Une fois sur place, dans la province du Mpumalanga, elle est atterrée de constater que les singes pillaient des campings en groupes organisés. «Ils avaient même appris comment ouvrir des glacières», explique-t-elle encore impressionnée par le souvenir, avant de rajouter, pédagogue « un mouvement relativement compliqué pour eux». Mais surtout, la chercheuse était étonnée, car les singes semblaient apprendre des humains. «Il était admis que les singes apprenaient par jeu et par imitation en prenant pour modèle par exemple les femelles dominantes du groupe et non des humains. L’expérience montrait ici que ça n’était pas uniquement le cas». Noémie creusera la question durant 6 mois pour son travail de master.

 

Les bonobos perdus

A la recherche d’un terrain-pilote pour son doctorat, la Valaisanne répondra à une annonce de l’institut Max Planck et sera propulsée en plein centre du continent africain pour étudier le comportement des singes bonobo. «Durant ces 6 mois au Congo, j’ai régulièrement frôlé les limites de ce que mon corps pouvait supporter».

La chercheuse entendait étudier le comportement social du groupe mais l’expérience se révélera bien plus compliquée que prévu. Et ce, dès les premiers instants. Afin de rejoindre le campement, Noémie Lamon dû survoler en avion bimoteur «de la forêt, rien que de la forêt» durant 1h30 jusqu’au lieu de dépose, puis marcher en pleine jungle durant 6 heures avec une grosse boite sous le bras. «C’était mon outil de travail, fabriqué par mon frère, pour comprendre comment les bonobos transmettaient leur savoir. Elle était trop lourde et n’a jamais fonctionné», explique-t-elle dans un sourire courbaturé par le souvenir de l’échec.

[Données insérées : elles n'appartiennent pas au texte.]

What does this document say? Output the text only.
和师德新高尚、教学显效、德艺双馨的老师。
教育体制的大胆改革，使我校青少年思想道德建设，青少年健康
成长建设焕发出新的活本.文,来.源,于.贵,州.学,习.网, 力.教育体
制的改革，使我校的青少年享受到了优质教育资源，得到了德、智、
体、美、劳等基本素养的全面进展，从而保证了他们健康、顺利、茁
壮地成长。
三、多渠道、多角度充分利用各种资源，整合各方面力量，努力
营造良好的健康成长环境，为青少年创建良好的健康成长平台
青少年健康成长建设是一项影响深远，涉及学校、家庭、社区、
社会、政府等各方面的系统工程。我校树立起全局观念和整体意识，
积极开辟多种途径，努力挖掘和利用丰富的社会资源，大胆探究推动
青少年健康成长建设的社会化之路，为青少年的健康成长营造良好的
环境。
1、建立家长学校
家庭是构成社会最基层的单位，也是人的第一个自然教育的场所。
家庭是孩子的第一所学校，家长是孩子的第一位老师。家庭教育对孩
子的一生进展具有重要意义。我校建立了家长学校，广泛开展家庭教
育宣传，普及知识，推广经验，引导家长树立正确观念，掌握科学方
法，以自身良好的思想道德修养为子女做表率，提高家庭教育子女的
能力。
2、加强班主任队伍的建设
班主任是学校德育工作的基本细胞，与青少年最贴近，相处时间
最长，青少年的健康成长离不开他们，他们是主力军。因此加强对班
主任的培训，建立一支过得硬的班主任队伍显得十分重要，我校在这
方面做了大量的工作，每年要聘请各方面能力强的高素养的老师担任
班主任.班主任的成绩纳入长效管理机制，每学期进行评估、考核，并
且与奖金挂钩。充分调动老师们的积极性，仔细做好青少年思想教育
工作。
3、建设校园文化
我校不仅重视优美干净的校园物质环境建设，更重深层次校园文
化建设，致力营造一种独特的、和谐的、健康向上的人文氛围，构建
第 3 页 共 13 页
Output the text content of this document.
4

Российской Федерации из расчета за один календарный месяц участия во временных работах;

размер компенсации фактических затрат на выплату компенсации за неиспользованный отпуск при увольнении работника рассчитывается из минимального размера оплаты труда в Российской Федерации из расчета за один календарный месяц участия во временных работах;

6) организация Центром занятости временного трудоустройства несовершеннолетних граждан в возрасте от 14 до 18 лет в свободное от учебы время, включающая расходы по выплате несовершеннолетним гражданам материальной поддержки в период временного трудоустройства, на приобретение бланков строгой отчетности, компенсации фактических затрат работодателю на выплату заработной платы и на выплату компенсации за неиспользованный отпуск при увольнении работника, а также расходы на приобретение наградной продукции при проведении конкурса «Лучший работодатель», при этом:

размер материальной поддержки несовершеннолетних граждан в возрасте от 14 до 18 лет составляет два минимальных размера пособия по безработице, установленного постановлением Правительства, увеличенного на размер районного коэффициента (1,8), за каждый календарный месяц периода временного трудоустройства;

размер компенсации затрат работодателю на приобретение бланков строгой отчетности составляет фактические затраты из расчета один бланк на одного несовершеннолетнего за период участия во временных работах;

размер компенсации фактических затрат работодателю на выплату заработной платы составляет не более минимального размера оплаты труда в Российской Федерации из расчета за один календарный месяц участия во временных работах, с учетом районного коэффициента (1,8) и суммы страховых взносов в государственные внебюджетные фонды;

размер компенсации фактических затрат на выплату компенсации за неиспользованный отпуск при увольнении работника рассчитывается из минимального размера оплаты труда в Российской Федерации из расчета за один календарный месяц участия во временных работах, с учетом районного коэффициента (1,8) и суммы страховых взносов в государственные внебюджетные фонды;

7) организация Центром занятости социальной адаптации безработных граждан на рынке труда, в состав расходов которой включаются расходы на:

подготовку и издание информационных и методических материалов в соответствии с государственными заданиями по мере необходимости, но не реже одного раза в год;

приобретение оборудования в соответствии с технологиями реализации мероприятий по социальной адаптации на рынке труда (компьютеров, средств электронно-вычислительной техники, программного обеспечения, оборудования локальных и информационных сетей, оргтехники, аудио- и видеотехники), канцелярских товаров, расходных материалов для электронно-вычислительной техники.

Têtue, elle mettra au point plusieurs techniques, durant des mois, pour que les bonobos acceptent la présence de sa boîte. Mais les conditions précaires du campement mêlées aux carences d’une alimentation basique et répétitive prirent le dessus. «Le plus dur, c’était la nourriture. On ne mangeait presque que du chikwanga, une sorte de pate de manioc. L’énergie nous manquait. Alors bien qu’obstinée, j’ai dû me rendre à l’évidence et abandonner ce projet».

 

D’un rebond… à l’autre

Mais la Valaisanne ne baisse pas les bras et saisit les opportunités lorsqu’elle les aperçoit. C’est ainsi qu’elle enchaînera rapidement avec un séjour d’une année au Kenya, dans une réserve naturelle du Massaï Mara, afin d’assister une spécialiste américaine des hyènes tachetées dans ses recherches. «Les plus beaux réveils de ma vie, au milieu des girafes et des éléphants», se souvient-t-elle. Puis en 2012, Noémie Lamon tombe sur une offre de l’université de Neuchâtel pour l’étude du comportement culturel des chimpanzés en Ouganda, pays voisin du Kenya. «J’ai sauté sur l’occasion et me suis envolée pour le Budongo Conservation Field Station (BCFS), un institut de recherche constitué d’une trentaine de personnes. J’y ai étudié l’utilisation d’outils au sein d’une communauté de chimpanzés durant 3 ans».

Le vecteur familial

Noémie Lamon se rend compte que les chimpanzés apprennent l’utilisation de nouvelles techniques au sein de la cellule familiale, «et non d’un mâle alpha dominant aux autres, comme il était auparavant admis». Cette découverte lui vaudra une publication dans le magazine Science Advances, mais elle apporte également un éclairage nouveau sur nos propres origines. « Dans notre histoire, nous avons un ancêtre commun relativement proche avec les grands singes. Cette découverte nous en apprend un peu plus sur les bases du transfert des technologies, de notre civilisation et des comportements humains».